People have a long list of reasons for pushing their bodies to new extremes. Proving a point, exorcising demons, seeking a thrill, postponing death, and sharing the experience with a loved one are just a few. I don’t know what Sheryl’s reasons were for tackling such a huge goal, but I suspect that they included a little bit of all of these. Whatever it was that drove her, she would need a lot of it to prepare for this adventure. We knew that she had a PLAAAAN but with two weeks of business travel every month, it was hard for her to fit in all of the training. She hiked and squeezed in workouts wherever she could. We got to hike all around the San Francisco Bay while Sheryl was grinding away on a crappy hotel treadmill in Wichita.

Our group of six embarked on Mt. Whitney Trail at 2:15am and were together for the first five hours before the terrain and pace split us into several groups. Bev and I regrouped with Tom on the summit and we were descending when we came across Sheryl, Laura, and Steve on their way up, about 30 minutes from the top. My brain was processing information slower than normal in the higher altitude, so I didn’t even recognize Sheryl leading them across a snowfield. Seeing my sister hiking through snow at 14,000′ with trekking poles and a backpack was simply bizarre. I might as well have sighted Santa’s workshop on the North Pole. Yet here she was, looking great, showing no signs of altitude sickness, and leading the others (who didn’t look nearly so perky) to the summit. I was proud and thoroughly confused. I’ll remember that moment for a long time. I’ll also remember her afterwards at the hotel, looking like she’d just taken a short stroll while most of us were still trying to remember where we left our legs.

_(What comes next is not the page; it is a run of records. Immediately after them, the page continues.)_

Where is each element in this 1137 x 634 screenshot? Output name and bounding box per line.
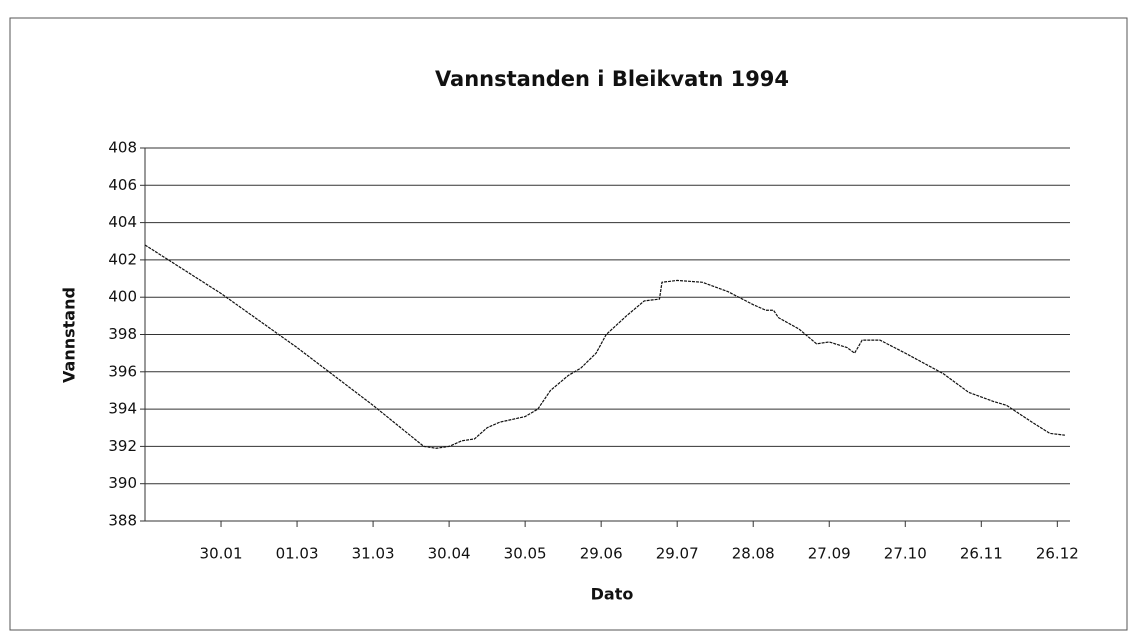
y-tick-label: 406 xyxy=(108,176,137,194)
x-tick-label: 30.04 xyxy=(428,545,471,563)
y-tick-label: 396 xyxy=(108,362,137,380)
x-tick-label: 28.08 xyxy=(732,545,775,563)
y-tick-label: 390 xyxy=(108,474,137,492)
x-tick-label: 30.05 xyxy=(504,545,547,563)
x-axis-label: Dato xyxy=(591,585,634,604)
y-axis-label: Vannstand xyxy=(60,287,79,383)
x-tick-label: 30.01 xyxy=(200,545,243,563)
y-tick-label: 398 xyxy=(108,325,137,343)
y-tick-label: 400 xyxy=(108,288,137,306)
x-tick-label: 01.03 xyxy=(276,545,319,563)
y-tick-label: 388 xyxy=(108,512,137,530)
x-tick-label: 27.09 xyxy=(808,545,851,563)
x-tick-label: 29.06 xyxy=(580,545,623,563)
x-tick-label: 29.07 xyxy=(656,545,699,563)
y-tick-label: 408 xyxy=(108,139,137,157)
y-tick-label: 394 xyxy=(108,400,137,418)
y-tick-label: 392 xyxy=(108,437,137,455)
x-tick-label: 26.12 xyxy=(1036,545,1079,563)
y-tick-label: 402 xyxy=(108,250,137,268)
chart-frame xyxy=(9,17,1128,631)
data-line xyxy=(144,244,1066,449)
chart-title: Vannstanden i Bleikvatn 1994 xyxy=(435,67,789,91)
x-tick-label: 26.11 xyxy=(960,545,1003,563)
y-tick-label: 404 xyxy=(108,213,137,231)
x-tick-label: 31.03 xyxy=(352,545,395,563)
x-tick-label: 27.10 xyxy=(884,545,927,563)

In the end, everyone summited. Six went up and six came down. Nobody died. And my sister? No altitude sickness. No blisters. No issues. She’s damn tough enough.

We Keep Ending Up in High Places

Another weekend, more high places. It was just a week ago we were hanging by ropes on the side of a very tall building in San Francisco and now we were hiking up Mt. Tallec, overlooking Lake Tahoe. This was our first attempt at high altitude hiking, even though the summit would “only” be 9,875′ above sea level. Our first experiment at hiking in thinner air was successful, although it was humbling when we realized that the summit of Mt. Kilimanjaro is exactly twice as high. Wow.

Because of the record snowfall this winter, a portion of the trail was impassable and we found ourselves scrambling up and down treacherous scree and large jagged rocks. Other stretches of the trail required hiking through the snow. Note that we were hiking on JULY 30th.

The hike was only 9 miles round trip but it was moderately strenuous and took us 6.5 hours, including time for photographs along the way and eating lunch at the top. It was a long day with 7 hours of driving and nearly that much in hiking, but it was worth the effort. We couldn’t have asked for a better day and the photographs tell the story better than anything we could describe here.

Check out our photo gallery.

And our pal Tom took this video on the summit!

The Great Escape

Brother-in-law Bob came to town for a day of hiking, eating pizza, and drinking beer. We took him out to Lake Chabot, where we hiked six or so miles. After stopping in one of the campgrounds to eat some Togos sandwiches, we did a little bit of butt model auditioning.

This was a twist on THE PLAHHHHHHHHN. Stretching the glutes and hamstrings and sending a message. This ass is NOT going to get kicked on Mt. Whitney.